Vanguard arrived in the UK in 2009 and has accumulated more than 250,000 UK clients, adding 79,000 new customers so far this year. It has built a European business with assets of $270bn with the cut-throat price competition that fuelled its US growth.
The Vanguard Personal Financial Planning service will invest in a diversified portfolio of equity and fixed income tracker funds which will rebalance regularly and reduce risk approaching an investor’s retirement date.
Clients with retirement savings of more than £100,000 will have access to a team of financial planners that will provide advice via the phone or video. Investors with more than £750,000 will be supported by a dedicated financial planner. More staff will join the financial planning team led by James Norton as the pension advice service accumulates assets.
Haggerty cautioned that pension savers should not expect the same returns from equities and bonds in future as those achieved historically, making the control of fees and charges even more imperative.
A £250,000 portfolio that delivers total returns of 5 per cent a year would earn £275,571 less over 30 years if an investor paid annual fees of 2 per cent instead of 0.79 per cent, according to Vanguard.
“Our goal is to ensure that investors keep more of what they earn,” said Haggerty.
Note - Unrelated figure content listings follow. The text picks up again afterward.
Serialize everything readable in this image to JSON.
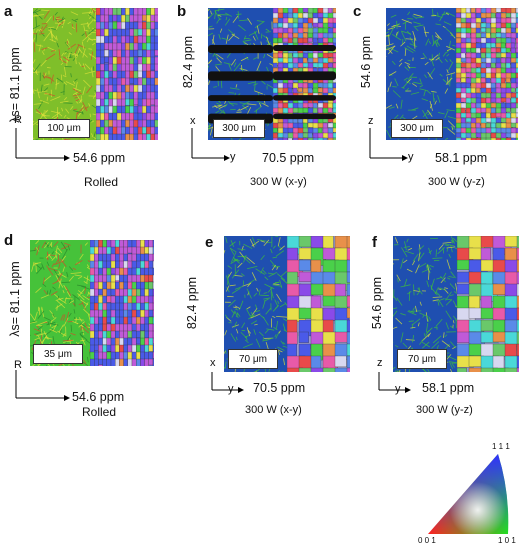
{
  "colors": {
    "kam_blue": "#1f4fb0",
    "kam_green": "#3fbf3a",
    "kam_yellow": "#d8e03a",
    "ipf_red": "#e8383a",
    "ipf_green": "#3ec83a",
    "ipf_blue": "#3a4ee8"
  },
  "panels": [
    {
      "letter": "a",
      "vert": "λs= 81.1 ppm",
      "axis_v": "R",
      "horiz": "54.6 ppm",
      "axis_h": "",
      "scale": "100 μm",
      "condition": "Rolled"
    },
    {
      "letter": "b",
      "vert": "82.4 ppm",
      "axis_v": "x",
      "horiz": "70.5 ppm",
      "axis_h": "y",
      "scale": "300 μm",
      "condition": "300 W (x-y)"
    },
    {
      "letter": "c",
      "vert": "54.6 ppm",
      "axis_v": "z",
      "horiz": "58.1 ppm",
      "axis_h": "y",
      "scale": "300 μm",
      "condition": "300 W (y-z)"
    },
    {
      "letter": "d",
      "vert": "λs= 81.1 ppm",
      "axis_v": "R",
      "horiz": "54.6 ppm",
      "axis_h": "",
      "scale": "35 μm",
      "condition": "Rolled"
    },
    {
      "letter": "e",
      "vert": "82.4 ppm",
      "axis_v": "x",
      "horiz": "70.5 ppm",
      "axis_h": "y",
      "scale": "70 μm",
      "condition": "300 W (x-y)"
    },
    {
      "letter": "f",
      "vert": "54.6 ppm",
      "axis_v": "z",
      "horiz": "58.1 ppm",
      "axis_h": "y",
      "scale": "70 μm",
      "condition": "300 W (y-z)"
    }
  ],
  "legend": {
    "top": "1 1 1",
    "left": "0 0 1",
    "right": "1 0 1"
  }
}
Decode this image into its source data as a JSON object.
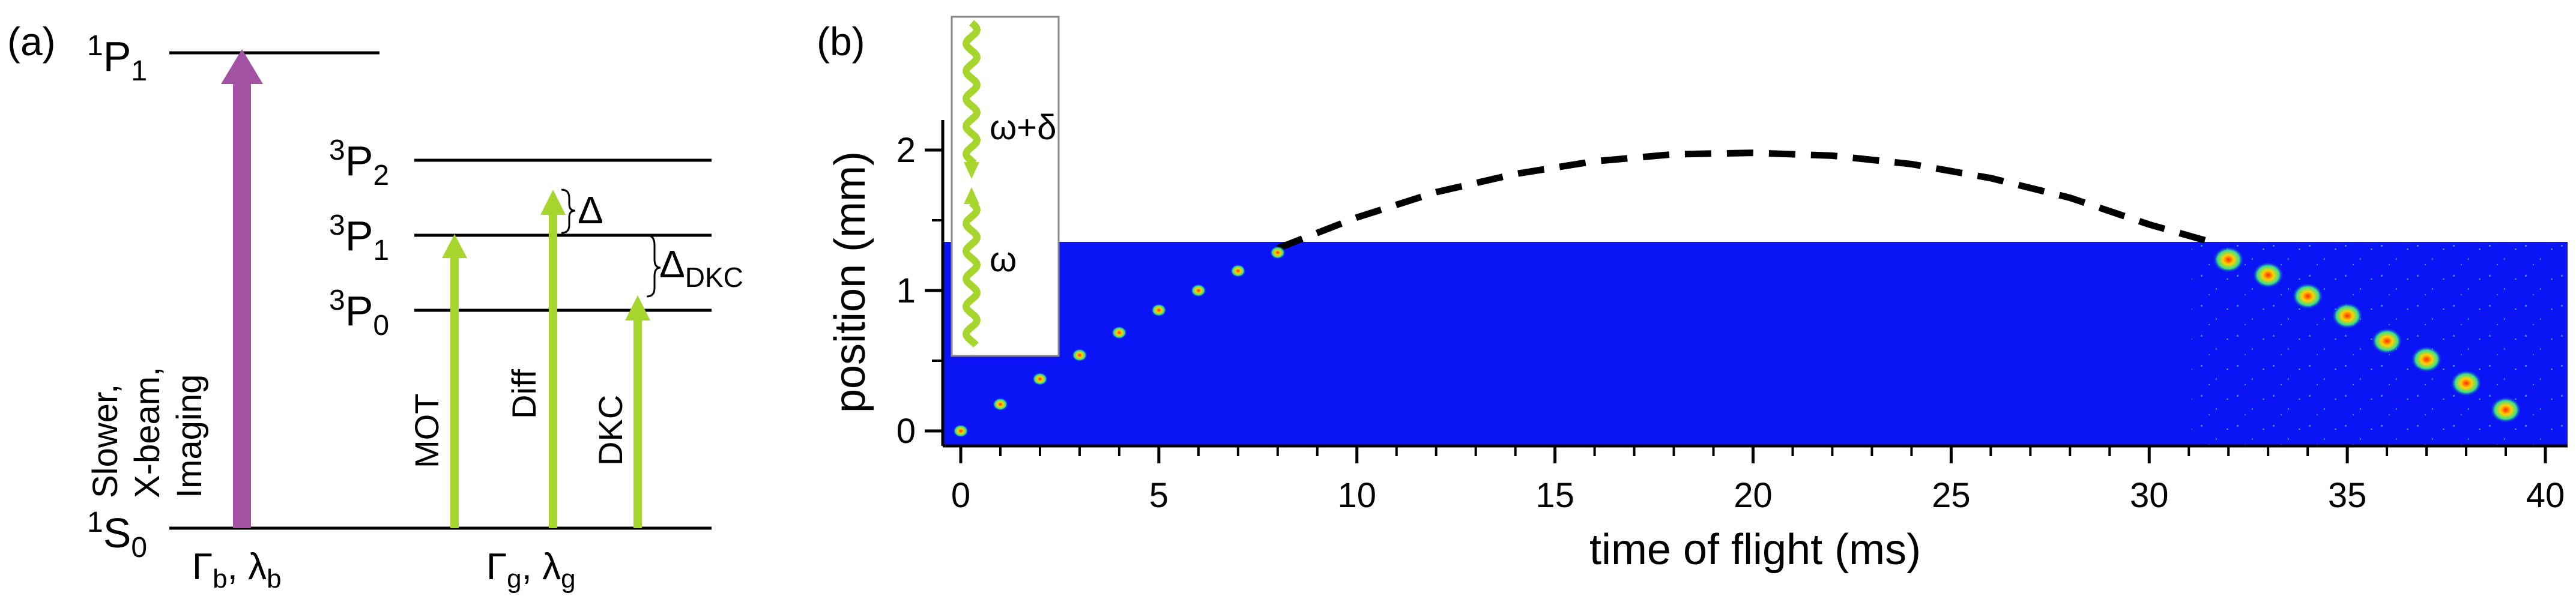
{
  "panel_a": {
    "label": "(a)",
    "levels": {
      "s0": {
        "sup": "1",
        "name": "S",
        "sub": "0"
      },
      "p1_singlet": {
        "sup": "1",
        "name": "P",
        "sub": "1"
      },
      "p2": {
        "sup": "3",
        "name": "P",
        "sub": "2"
      },
      "p1": {
        "sup": "3",
        "name": "P",
        "sub": "1"
      },
      "p0": {
        "sup": "3",
        "name": "P",
        "sub": "0"
      }
    },
    "blue_arrow_lines": [
      "Slower,",
      "X-beam,",
      "Imaging"
    ],
    "green_arrows": [
      "MOT",
      "Diff",
      "DKC"
    ],
    "delta": "Δ",
    "delta_dkc": {
      "main": "Δ",
      "sub": "DKC"
    },
    "bottom_blue": {
      "g": "Γ",
      "g_sub": "b",
      "sep": ", ",
      "l": "λ",
      "l_sub": "b"
    },
    "bottom_green": {
      "g": "Γ",
      "g_sub": "g",
      "sep": ", ",
      "l": "λ",
      "l_sub": "g"
    },
    "colors": {
      "purple": "#a352a3",
      "green": "#a6d62e"
    }
  },
  "panel_b": {
    "label": "(b)",
    "xlabel": "time of flight (ms)",
    "ylabel": "position (mm)",
    "xticks": [
      "0",
      "5",
      "10",
      "15",
      "20",
      "25",
      "30",
      "35",
      "40"
    ],
    "yticks": [
      "0",
      "1",
      "2"
    ],
    "legend": {
      "top": "ω+δ",
      "bottom": "ω"
    },
    "colors": {
      "image_bg": "#0a14f5",
      "dashed": "#000000"
    }
  },
  "chart_data": {
    "type": "scatter",
    "xlabel": "time of flight (ms)",
    "ylabel": "position (mm)",
    "xlim": [
      -0.4,
      40.5
    ],
    "ylim": [
      -0.1,
      2.3
    ],
    "series": [
      {
        "values": [
          {
            "x": 0,
            "y": 0.0
          },
          {
            "x": 1,
            "y": 0.19
          },
          {
            "x": 2,
            "y": 0.37
          },
          {
            "x": 3,
            "y": 0.54
          },
          {
            "x": 4,
            "y": 0.7
          },
          {
            "x": 5,
            "y": 0.86
          },
          {
            "x": 6,
            "y": 1.0
          },
          {
            "x": 7,
            "y": 1.14
          },
          {
            "x": 8,
            "y": 1.27
          },
          {
            "x": 32,
            "y": 1.22
          },
          {
            "x": 33,
            "y": 1.11
          },
          {
            "x": 34,
            "y": 0.96
          },
          {
            "x": 35,
            "y": 0.82
          },
          {
            "x": 36,
            "y": 0.64
          },
          {
            "x": 37,
            "y": 0.51
          },
          {
            "x": 38,
            "y": 0.34
          },
          {
            "x": 39,
            "y": 0.15
          }
        ]
      },
      {
        "style": "dashed",
        "values": [
          {
            "x": 8,
            "y": 1.3
          },
          {
            "x": 10,
            "y": 1.52
          },
          {
            "x": 12,
            "y": 1.7
          },
          {
            "x": 14,
            "y": 1.83
          },
          {
            "x": 16,
            "y": 1.92
          },
          {
            "x": 18,
            "y": 1.97
          },
          {
            "x": 20,
            "y": 1.98
          },
          {
            "x": 22,
            "y": 1.96
          },
          {
            "x": 24,
            "y": 1.9
          },
          {
            "x": 26,
            "y": 1.8
          },
          {
            "x": 28,
            "y": 1.66
          },
          {
            "x": 30,
            "y": 1.47
          },
          {
            "x": 31.5,
            "y": 1.35
          }
        ]
      }
    ]
  }
}
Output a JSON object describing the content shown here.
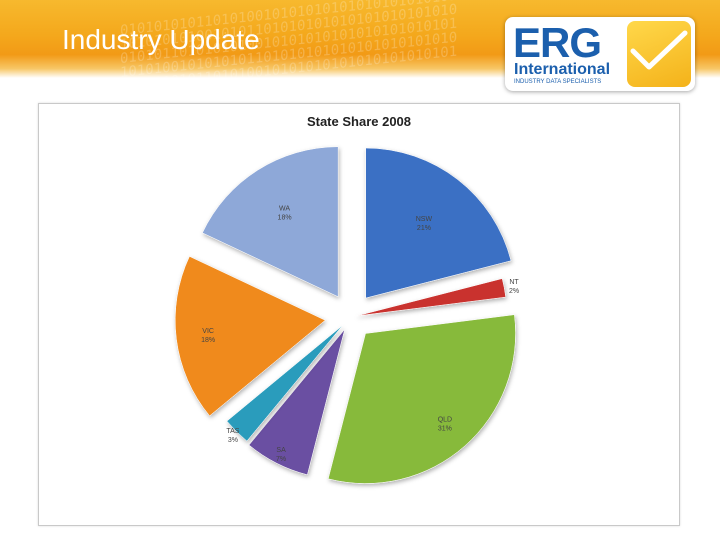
{
  "slide": {
    "title": "Industry Update",
    "logo_word": "ERG",
    "logo_sub": "International",
    "logo_tagline": "INDUSTRY DATA SPECIALISTS",
    "brand_orange": "#f4a81c",
    "brand_blue": "#1b5fad"
  },
  "chart_data": {
    "type": "pie",
    "title": "State Share 2008",
    "categories": [
      "NSW",
      "NT",
      "QLD",
      "SA",
      "TAS",
      "VIC",
      "WA"
    ],
    "values": [
      21,
      2,
      31,
      7,
      3,
      18,
      18
    ],
    "labels": [
      "21%",
      "2%",
      "31%",
      "7%",
      "3%",
      "18%",
      "18%"
    ],
    "colors": [
      "#3a6fc4",
      "#c9322f",
      "#87ba3a",
      "#6b4fa2",
      "#2a9cbc",
      "#f08a1e",
      "#8ea8d8"
    ],
    "exploded": true,
    "legend": "none"
  }
}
Two-thirds of UK adults saving into a DC pension scheme are not aware of any charges, according to a survey of 2,679 participants by the Financial Conduct Authority. The regulator also noted that 42 per cent of adults who had received advice during the previous 12 months said they had thought “a lot” about how much they should contribute to their pension, compared with just 18 per cent who had not received any help.
Around one in 10 UK adults saving for a pension stopped or paused contributions last year. The coronavirus pandemic has also forced many people into early retirement due to job losses, sickness or the need to look after other family members. Around 58 per cent of the people who retired between March and October last year did so earlier than they had planned, said the FCA.